Your claim is that the lack in excess mortality is solely due to lag. Your link doesn't say anything about the extent of the delay regarding countries like Germany.
> If you're comparing covid-19 to flu you must count them using the same method, and you're not doing that here. Here, for covid-19 you're using "deaths after confirmed positive" but for flu you're using "all cause mortality".
The hypothesis is "If there had been mass spread back then, we would've seen it from excess deaths", which implies all-cause mortality. Of course I'm mentioning Influenza because it causes some of the seasonal variance and some of the same symptoms.
> When you use the same method to count covid-19 and flu deaths you see much higher rates of death for covid-19.

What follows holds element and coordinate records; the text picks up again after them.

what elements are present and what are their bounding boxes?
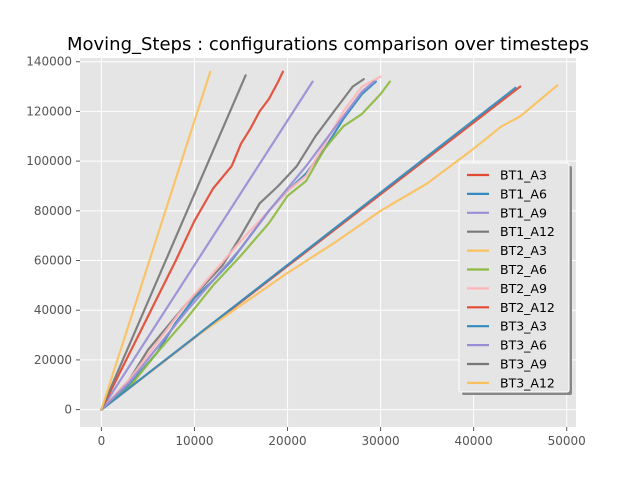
- legend-label: BT3_A12: [500, 375, 555, 390]
- series-line-bt1-a9: [100, 80, 314, 411]
- series-line-bt2-a6: [100, 80, 391, 411]
- legend-label: BT3_A6: [500, 338, 547, 353]
- series-line-bt2-a12: [100, 70, 284, 411]
- legend-label: BT2_A3: [500, 243, 547, 258]
- legend-label: BT2_A12: [500, 300, 555, 315]
- y-tick-label: 0: [64, 403, 72, 417]
- legend-label: BT1_A9: [500, 205, 547, 220]
- x-tick-label: 10000: [175, 434, 213, 448]
- legend-label: BT1_A6: [500, 186, 547, 201]
- legend-label: BT2_A9: [500, 281, 547, 296]
- y-tick-label: 20000: [34, 353, 72, 367]
- x-tick-label: 50000: [548, 434, 586, 448]
- y-tick-label: 140000: [26, 55, 72, 69]
- x-tick-label: 20000: [268, 434, 306, 448]
- series-line-bt3-a12: [100, 70, 212, 411]
- y-tick-label: 80000: [34, 204, 72, 218]
- y-tick-label: 40000: [34, 303, 72, 317]
- legend-label: BT3_A9: [500, 357, 547, 372]
- chart-title: Moving_Steps : configurations comparison…: [67, 34, 589, 55]
- x-tick-label: 40000: [455, 434, 493, 448]
- series-line-bt1-a12: [100, 77, 365, 411]
- x-tick-label: 30000: [361, 434, 399, 448]
- series-line-bt3-a6: [100, 80, 376, 411]
- series-line-bt3-a9: [100, 74, 247, 411]
- series-line-bt3-a3: [100, 86, 517, 411]
- legend-label: BT2_A6: [500, 262, 547, 277]
- y-tick-label: 120000: [26, 104, 72, 118]
- x-tick-label: 0: [98, 434, 106, 448]
- series-lines: [100, 70, 559, 411]
- legend-label: BT1_A3: [500, 168, 547, 183]
- legend-box: [458, 162, 570, 393]
- legend-label: BT1_A12: [500, 224, 555, 239]
- legend: BT1_A3 BT1_A6 BT1_A9 BT1_A12 BT2_A3 BT2_A6 BT2…: [458, 162, 572, 395]
- legend-label: BT3_A3: [500, 319, 547, 334]
- y-tick-label: 60000: [34, 254, 72, 268]
- y-tick-label: 100000: [26, 154, 72, 168]
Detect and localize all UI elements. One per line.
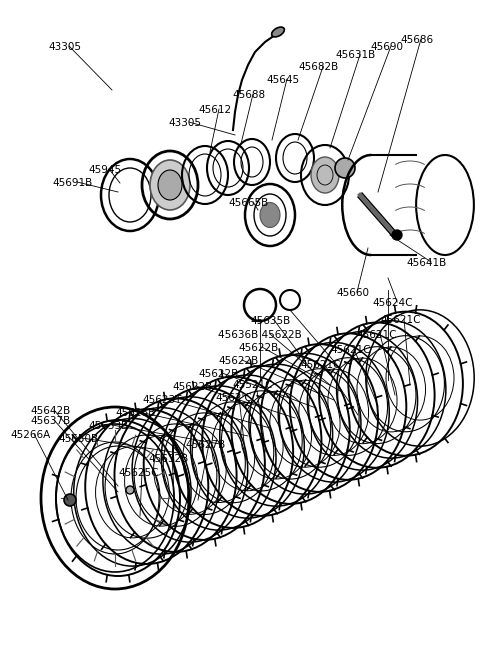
Text: 45625C: 45625C (118, 468, 158, 478)
Text: 45621C: 45621C (356, 330, 396, 340)
Text: 43305: 43305 (168, 118, 201, 128)
Text: 45624C: 45624C (372, 298, 412, 308)
Ellipse shape (311, 157, 339, 193)
Text: 45621C: 45621C (380, 315, 420, 325)
Text: 45632B: 45632B (148, 454, 188, 464)
Text: 45690: 45690 (370, 42, 403, 52)
Text: 45633B: 45633B (88, 421, 128, 431)
Text: 45637B: 45637B (30, 416, 70, 426)
Text: 45635B: 45635B (250, 316, 290, 326)
Circle shape (392, 230, 402, 240)
Text: 45622B: 45622B (172, 382, 212, 392)
Text: 45623T: 45623T (142, 395, 181, 405)
Text: 4562'C: 4562'C (215, 393, 252, 403)
Text: 45665B: 45665B (228, 198, 268, 208)
Circle shape (126, 486, 134, 494)
Text: 45622B: 45622B (218, 356, 258, 366)
Text: 45691B: 45691B (52, 178, 92, 188)
Text: 45266A: 45266A (10, 430, 50, 440)
Text: 45627B: 45627B (185, 440, 225, 450)
Ellipse shape (158, 170, 182, 200)
Text: 45688: 45688 (232, 90, 265, 100)
Text: 45945: 45945 (88, 165, 121, 175)
Text: 45650B: 45650B (58, 434, 98, 444)
Text: 45622B: 45622B (238, 343, 278, 353)
Text: 45660: 45660 (336, 288, 369, 298)
Ellipse shape (260, 202, 280, 227)
Text: 45636B 45622B: 45636B 45622B (218, 330, 302, 340)
Text: 45682B: 45682B (298, 62, 338, 72)
Ellipse shape (272, 27, 284, 37)
Text: 43305: 43305 (48, 42, 81, 52)
Ellipse shape (150, 160, 190, 210)
Circle shape (64, 494, 76, 506)
Text: 45626B: 45626B (115, 408, 155, 418)
Text: 45686: 45686 (400, 35, 433, 45)
Text: 45642B: 45642B (30, 406, 70, 416)
Text: 45621C: 45621C (330, 345, 371, 355)
Text: 45622B: 45622B (198, 369, 238, 379)
Text: 45612: 45612 (198, 105, 231, 115)
Text: 45631B: 45631B (335, 50, 375, 60)
Text: 45641B: 45641B (406, 258, 446, 268)
Circle shape (335, 158, 355, 178)
Text: 45645: 45645 (266, 75, 299, 85)
Text: 45621C: 45621C (300, 360, 340, 370)
Text: 45521C: 45521C (232, 380, 273, 390)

Yes, but that's in hindsight. That's not the way you would have looked at the cases at the time.
There are about 20,000 pneumonia deaths per year in Germany where the cause is never determined[1]. That's over 300 per week average, more in the winter years. Now suppose an old person comes in and dies of pneumonia. There's nothing suspicious about this. Suppose a few more come in this year than the last year. Again, nothing suspicious, some flu seasons are worse than others.
I'm not saying there have been 2000 undetected cases of COVID-19 deaths per week in Germany back in January/February, but there could have easily been 100-200.